第29話 不浄の門
エルフのお城でお世話になって5日目にアドレイド卿が俺達の部屋にやって来た。それは待ちに待った知らせ。
「完成しました」
「やった、やっとここまで来た。ありがとう御座います」
「苦労なさったのですね。ですが、真に言いにくい事が有りまして、実は条件付きなのです」
「条件ですか?」
「はい。対象物までの距離が1kmまでと言うことと、膨大な魔力量が必要になります。魔力の方は我々の魔術師がいますので良いのですが、設置場所は考えねばなりません。そして、もっとも大事な事はドゴスさんの血を魔力に変換する部分の魔石は永久ではありませんので、限界が来たら再び血をもらい造り直さねばなりません」
「場所ですか……光の終点がサルバレルカ山の側だったので、山頂付近に設置場所を造れば何とかなると思います」
「そうでしたか、安心致しました」
「下見に行って設置場所を造ってきます」
「解りました、お気をつけて」
「ドゴス、俺の国に一旦戻るが一緒に行くか?」
「おう、行く行く」
ーー
「神父様、シスター、不浄の門を封じる魔道具が完成しました」
「そうか、良かったな」
「はい、魔力使用量が大変らしいですし、設置場所を造らないといけないんですがね」
「ふむ、それなら作動させる時はシスターも行くと良いな」
「そうね、私も行きますわ」
「シスターもですか?」
「ふふ、この大聖堂で使用する数多くの魔道具は大量の魔石よって賄われているのだが、元の魔石に魔力を供給するのに大勢の人が必要なのだ。しかも魔力を無駄にできないように効率よく使う必要がある。不浄の門を封じる魔道具も理屈は一緒だろう?」
「そうですね。でもシスターとの関係は?」
「私は魔力の伝導率と変換効率を上げる事とが出来るのよ」
「シスターのスキルですか?」
「そう。私が魔力を付与した分だけ持続するの」
「そんなスキルも有るんですね」
「そうよ、凄いでしょ」
「はい、それは心強いです。それじゃ、設置場所を造ったら迎えに来ます」
「シンの時空間に入れるわね」
「そうですけど、そんな楽しい所じゃないですよ」
「良いの、入れれば」
ーーーー
「ドゴスは土魔法が使えるよな?」
「おう、バッチリだぜ」
「よし、レナも使えるし2人いれば大丈夫だろう、ここに来て全てが噛み合って来たな」
「順調ですね」
ーーーーー
「なるほど、あの光の先に不浄の門が在るって訳だな」
「そう言う事」
「魔道具の大きさは5m×5mで本体の高さが2mだ。後は、その回りに20人が囲めるようなスペースがあれば良い」
「解った。チャチャっとその辺を切り崩して、平らにしてやるぜ」
「私も」
「「ドリフター!」」
「「レイベル!」」
「おっ、良いね。そんなんで十分だ」
「準備万端だな」
「時空間をここに持ってきておけばバッチリだ。よしエルフの国に行くぞ」
「シンさん、シスターを忘れてます」
「おっと、いけない」
ーー
「この扉に入ればエルフの国なのね?」
「そうです」
「良いわ、行きましょう」
時空間に入ってからシスターの質問攻めに合って大変だ。納得してからでないと動いてくれないし。

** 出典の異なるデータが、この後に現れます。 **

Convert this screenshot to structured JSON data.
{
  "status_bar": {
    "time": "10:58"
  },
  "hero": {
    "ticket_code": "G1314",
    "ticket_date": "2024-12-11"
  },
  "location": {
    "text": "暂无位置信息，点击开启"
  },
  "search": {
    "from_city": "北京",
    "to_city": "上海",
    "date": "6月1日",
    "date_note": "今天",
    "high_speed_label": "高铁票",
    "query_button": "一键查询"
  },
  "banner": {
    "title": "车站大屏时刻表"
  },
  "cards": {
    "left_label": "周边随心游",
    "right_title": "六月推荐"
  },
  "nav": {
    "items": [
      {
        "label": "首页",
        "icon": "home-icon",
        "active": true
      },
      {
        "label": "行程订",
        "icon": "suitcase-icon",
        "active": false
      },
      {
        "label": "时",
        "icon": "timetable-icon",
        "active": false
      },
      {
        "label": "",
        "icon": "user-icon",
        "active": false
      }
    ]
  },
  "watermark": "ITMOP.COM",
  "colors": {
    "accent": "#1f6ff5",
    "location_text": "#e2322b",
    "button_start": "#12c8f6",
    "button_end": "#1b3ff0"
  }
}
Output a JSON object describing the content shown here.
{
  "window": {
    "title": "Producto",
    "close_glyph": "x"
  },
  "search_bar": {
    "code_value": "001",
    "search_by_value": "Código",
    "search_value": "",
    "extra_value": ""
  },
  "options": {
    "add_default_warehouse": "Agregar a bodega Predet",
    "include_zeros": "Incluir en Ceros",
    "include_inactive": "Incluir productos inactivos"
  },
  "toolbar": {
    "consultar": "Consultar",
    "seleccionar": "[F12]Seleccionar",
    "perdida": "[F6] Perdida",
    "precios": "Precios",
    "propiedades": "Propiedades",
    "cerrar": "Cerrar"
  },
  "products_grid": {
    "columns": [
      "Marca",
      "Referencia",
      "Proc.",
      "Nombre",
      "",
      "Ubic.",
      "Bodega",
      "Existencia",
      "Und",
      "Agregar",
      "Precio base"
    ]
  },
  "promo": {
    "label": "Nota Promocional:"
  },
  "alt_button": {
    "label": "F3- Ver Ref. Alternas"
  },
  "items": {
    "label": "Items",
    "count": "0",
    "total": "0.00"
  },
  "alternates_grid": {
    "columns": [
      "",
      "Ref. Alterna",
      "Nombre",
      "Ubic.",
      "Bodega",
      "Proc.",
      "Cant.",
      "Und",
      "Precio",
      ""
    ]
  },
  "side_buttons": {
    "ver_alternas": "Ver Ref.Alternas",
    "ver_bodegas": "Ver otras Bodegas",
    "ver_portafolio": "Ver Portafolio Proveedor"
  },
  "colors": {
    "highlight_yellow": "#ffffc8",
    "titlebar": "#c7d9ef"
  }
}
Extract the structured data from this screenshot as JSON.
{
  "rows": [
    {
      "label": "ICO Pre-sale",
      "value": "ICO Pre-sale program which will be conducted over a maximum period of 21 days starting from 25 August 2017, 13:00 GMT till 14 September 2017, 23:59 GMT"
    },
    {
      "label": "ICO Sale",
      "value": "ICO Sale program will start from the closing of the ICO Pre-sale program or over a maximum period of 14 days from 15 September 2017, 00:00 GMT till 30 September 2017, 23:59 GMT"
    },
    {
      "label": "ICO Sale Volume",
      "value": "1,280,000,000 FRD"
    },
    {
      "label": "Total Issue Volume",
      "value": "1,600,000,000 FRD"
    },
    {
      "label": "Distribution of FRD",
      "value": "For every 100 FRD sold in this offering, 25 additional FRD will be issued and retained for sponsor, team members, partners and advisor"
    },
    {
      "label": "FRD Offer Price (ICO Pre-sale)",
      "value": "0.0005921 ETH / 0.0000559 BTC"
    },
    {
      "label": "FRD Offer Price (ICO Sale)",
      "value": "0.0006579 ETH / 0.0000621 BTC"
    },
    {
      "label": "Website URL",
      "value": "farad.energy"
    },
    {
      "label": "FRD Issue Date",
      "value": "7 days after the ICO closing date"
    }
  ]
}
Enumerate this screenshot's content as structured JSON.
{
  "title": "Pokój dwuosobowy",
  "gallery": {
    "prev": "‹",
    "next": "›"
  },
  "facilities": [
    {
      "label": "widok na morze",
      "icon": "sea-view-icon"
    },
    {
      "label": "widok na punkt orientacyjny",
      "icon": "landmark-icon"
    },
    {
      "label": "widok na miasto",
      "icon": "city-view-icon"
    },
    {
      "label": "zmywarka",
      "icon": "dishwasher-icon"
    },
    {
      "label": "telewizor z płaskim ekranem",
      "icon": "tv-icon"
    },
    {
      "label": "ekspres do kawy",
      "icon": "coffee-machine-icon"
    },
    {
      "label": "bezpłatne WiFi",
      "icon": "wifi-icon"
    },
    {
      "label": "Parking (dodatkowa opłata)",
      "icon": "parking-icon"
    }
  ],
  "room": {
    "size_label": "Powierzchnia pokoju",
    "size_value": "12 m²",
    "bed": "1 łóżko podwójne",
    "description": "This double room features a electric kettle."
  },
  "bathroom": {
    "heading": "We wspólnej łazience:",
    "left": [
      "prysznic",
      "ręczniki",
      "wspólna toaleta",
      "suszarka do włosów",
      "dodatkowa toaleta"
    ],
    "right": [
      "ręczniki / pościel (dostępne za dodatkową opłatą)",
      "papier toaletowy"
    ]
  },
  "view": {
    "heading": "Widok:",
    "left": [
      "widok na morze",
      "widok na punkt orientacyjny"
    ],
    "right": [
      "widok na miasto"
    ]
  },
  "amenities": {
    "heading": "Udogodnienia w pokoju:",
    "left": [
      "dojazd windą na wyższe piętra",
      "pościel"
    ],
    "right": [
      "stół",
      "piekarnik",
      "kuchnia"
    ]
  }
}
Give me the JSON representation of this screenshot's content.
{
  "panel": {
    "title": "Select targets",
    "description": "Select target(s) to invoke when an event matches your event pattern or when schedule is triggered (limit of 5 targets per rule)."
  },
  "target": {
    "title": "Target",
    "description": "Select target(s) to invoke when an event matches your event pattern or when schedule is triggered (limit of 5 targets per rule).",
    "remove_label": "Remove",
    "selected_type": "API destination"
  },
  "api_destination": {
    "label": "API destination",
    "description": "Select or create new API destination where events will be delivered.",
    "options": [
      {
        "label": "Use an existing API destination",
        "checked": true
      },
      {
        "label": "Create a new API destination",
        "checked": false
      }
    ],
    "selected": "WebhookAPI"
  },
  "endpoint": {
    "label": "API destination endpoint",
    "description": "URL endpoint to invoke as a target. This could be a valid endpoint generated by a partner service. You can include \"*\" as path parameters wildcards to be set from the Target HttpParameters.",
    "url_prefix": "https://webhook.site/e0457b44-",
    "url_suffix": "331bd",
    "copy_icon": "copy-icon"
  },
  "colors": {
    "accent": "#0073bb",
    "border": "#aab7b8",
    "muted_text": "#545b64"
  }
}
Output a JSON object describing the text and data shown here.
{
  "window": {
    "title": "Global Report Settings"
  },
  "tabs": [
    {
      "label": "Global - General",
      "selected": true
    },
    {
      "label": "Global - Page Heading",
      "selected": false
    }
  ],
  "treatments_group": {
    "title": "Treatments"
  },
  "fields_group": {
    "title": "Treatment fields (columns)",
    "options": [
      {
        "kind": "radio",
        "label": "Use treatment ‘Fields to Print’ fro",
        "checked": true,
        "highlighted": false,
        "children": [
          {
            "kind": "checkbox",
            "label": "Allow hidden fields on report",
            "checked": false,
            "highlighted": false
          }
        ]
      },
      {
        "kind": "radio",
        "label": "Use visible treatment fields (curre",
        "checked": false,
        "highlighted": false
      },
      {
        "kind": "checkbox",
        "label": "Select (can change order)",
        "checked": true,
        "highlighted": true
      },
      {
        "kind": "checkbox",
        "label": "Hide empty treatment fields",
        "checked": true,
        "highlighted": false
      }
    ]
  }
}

「本当にエルフの国だわ……無事に終わったら、帰りはお風呂に入って1泊よ」
「はい、はい」
エルフの城では魔力量の多い魔術師達が選抜されていて出発する準備が整っていた。シスターを紹介し、スキルを説明した上で魔道具の作動に問題が無かったので出発する事となった。
「シン殿、宜しく頼みますぞ」
「はい、1回で決めたいと思います」
時空間を使ってサルバレルカ山に移動して、そのまま魔道具を設置する。
魔道具の上面には大きな魔法陣が描かれいて、楽器のアルトショームのような物が無数付いている。ここから変換された魔力が放出されるのだろう。
魔道具の側面には小さい魔法陣がたくさん書かれている。エルフの魔術師達が各々その魔法陣に触れる。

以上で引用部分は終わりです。